La grève étudiante a révélé combien le gouvernement Charest est en crise. Alors qu'il avait pris la ligne dure au début, il a depuis changé de cap pour tenter de diviser les étudiants. Le ministre de l'Éducation, Jean-Marc Fournier, a récemment offert de réviser ses coupures pour qu'environ un tiers des étudiants voient, sous certaines conditions, une partie de leurs prêts remboursée par le gouvernement à la fin de leurs études. Ces offres ont massivement été rejetées par les associations étudiantes qui demandent le retrait total de la mesure gouvernementale.

D'un côté, le gouvernement est impopulaire parce qu'il veut passer des compressions budgétaires, diminuer les services publics et couper dans les programmes sociaux pour offrir des diminutions d'impôts qui bénéficieront aux plus riches. De l'autre, la bourgeoisie le presse pour qu'il aille de l'avant avec sa «réingénierie de l'État», son programme de privatisations, de sous-traitances, de déréglementation et d'élimination d'emplois du secteur public. La bourgeoisie critique le gouvernement pour ne pas avoir adopté les bonnes mesures ou pour être trop amateur dans son approche.

Les élites ont été choquées que le gouvernement ne puisse faire voter les crédits pour le 31 mars, la première fois que cette règle n'est pas respectée en plus de 60 ans au Québec. Il y a quelques semaines, le premier ministre Jean Charest avait effectué un remaniement de son cabinet pour le réaligner vers la droite. Entre autres, Charest avait congédié son ministre des Finances supposément parce qu'il ne voulait pas incorporer au budget des diminutions d'impôts assez importantes.

Les associations étudiantes ne s'entendent pas sur les demandes de la grève. La FEUQ et la FECQ, plus proches des péquistes et des libéraux, limitent leurs demandes au retrait de la conversion des bourses en prêts et ce, seulement à partir de l'an prochain. L'autre association étudiante importante, la CASSÉÉ, demande en plus la gratuité de l'éducation à tous les niveaux et l'élimination de l'endettement des étudiants.

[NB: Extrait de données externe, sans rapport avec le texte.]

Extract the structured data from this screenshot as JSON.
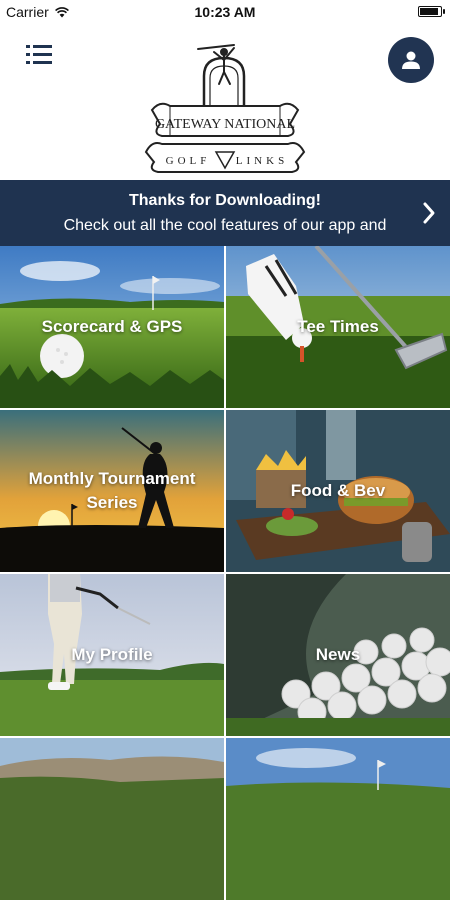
{
  "status_bar": {
    "carrier": "Carrier",
    "time": "10:23 AM"
  },
  "header": {
    "menu_icon": "hamburger-menu-icon",
    "profile_icon": "user-icon",
    "logo": {
      "line1": "GATEWAY NATIONAL",
      "line2_left": "GOLF",
      "line2_right": "LINKS"
    }
  },
  "banner": {
    "title": "Thanks for Downloading!",
    "subtitle": "Check out all the cool features of our app and",
    "chevron_icon": "chevron-right-icon"
  },
  "tiles": [
    {
      "label": "Scorecard & GPS"
    },
    {
      "label": "Tee Times"
    },
    {
      "label": "Monthly Tournament Series"
    },
    {
      "label": "Food & Bev"
    },
    {
      "label": "My Profile"
    },
    {
      "label": "News"
    },
    {
      "label": ""
    },
    {
      "label": ""
    }
  ],
  "colors": {
    "navy": "#1f3350",
    "profile_bg": "#213452"
  }
}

Les étudiants sont pleinement justifiés de se mobiliser contre l'attaque frontale du gouvernement Charest. Mais ceux qui veulent sérieusement s'opposer aux compressions budgétaires dans l'éducation doivent rejeter la perspective trop limitée sur laquelle est basée le mouvement de grève jusqu'à ce jour.

Le président de la FEUQ, Pier-André Bouchard-Saint-Amant, défendant la demande du retrait de la mesure convertissant 103 millions de bourse en prêts, explique qu'il n'a pas à négocier une «erreur» du gouvernement.

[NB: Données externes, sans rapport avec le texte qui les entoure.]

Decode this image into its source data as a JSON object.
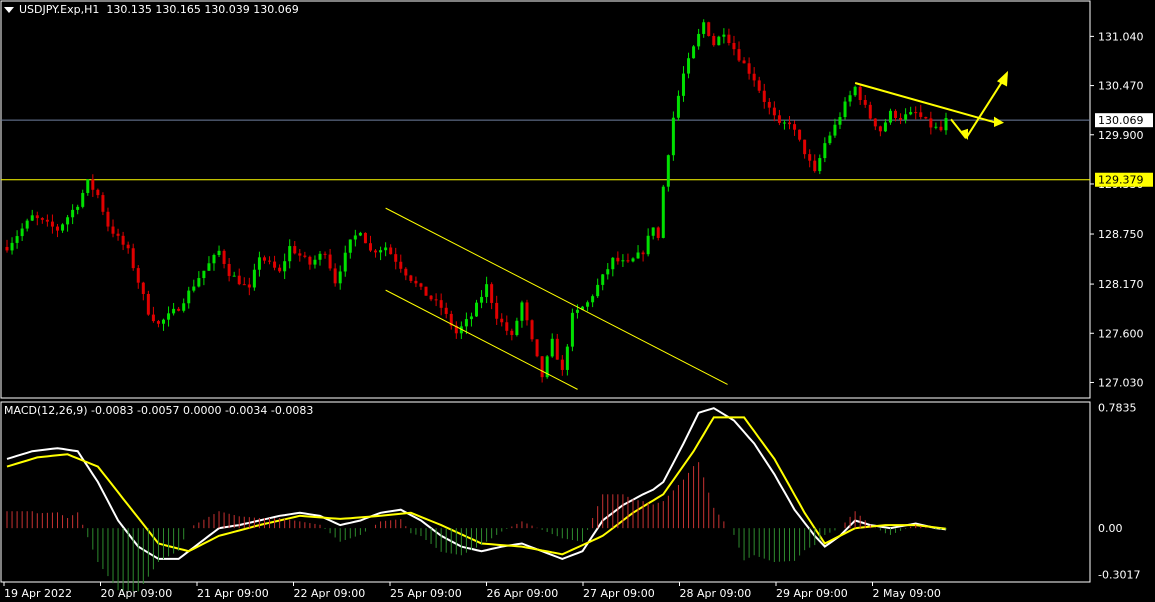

Mais cette mesure n'est pas une «erreur». Elle fait partie d'un plan d'ensemble pour couper dans les dépenses sociales de l'État. Les éditorialistes parlent d'une erreur parce qu'ils blâment le gouvernement pour ne pas avoir prévu que la conversion des bourses en prêts susciterait une telle opposition.

Bouchard-Saint-Amant croit-il aussi que les compressions budgétaires de 150 millions dans l'aide sociale pour financer la diminution des impôts de 500 millions prévue au prochain budget du gouvernement Charest sont une « erreur »? Et qu'en est-il du gel des salaires, de l'élimination des emplois et de la privatisation du secteur public? D'autres «erreurs»?

La CASSÉÉ a voté une résolution lors de son assemblée du 19 mars où elle affirmait que «le gouvernement Charest s'attaque pratiquement à tous les mouvements sociaux et syndicaux par ses mesures antisociales» et qu'en conséquence, elle appelait «à la grève générale à tous les niveaux; qu'en ce sens, les divers mouvements sociaux et syndicaux soient approchés pour les y convier et établir une plate-forme de revendications large et commune.»

Nous appuyons entièrement la demande que les mouvements sociaux et syndicaux se joignent aux étudiants contre le gouvernement Charest. Mais un mouvement de protestation contre le gouvernement Charest, aussi large soit-il, ne forcera, au mieux, qu'un recul temporaire du gouvernement, ou peut-être le remplacement des libéraux par les péquistes.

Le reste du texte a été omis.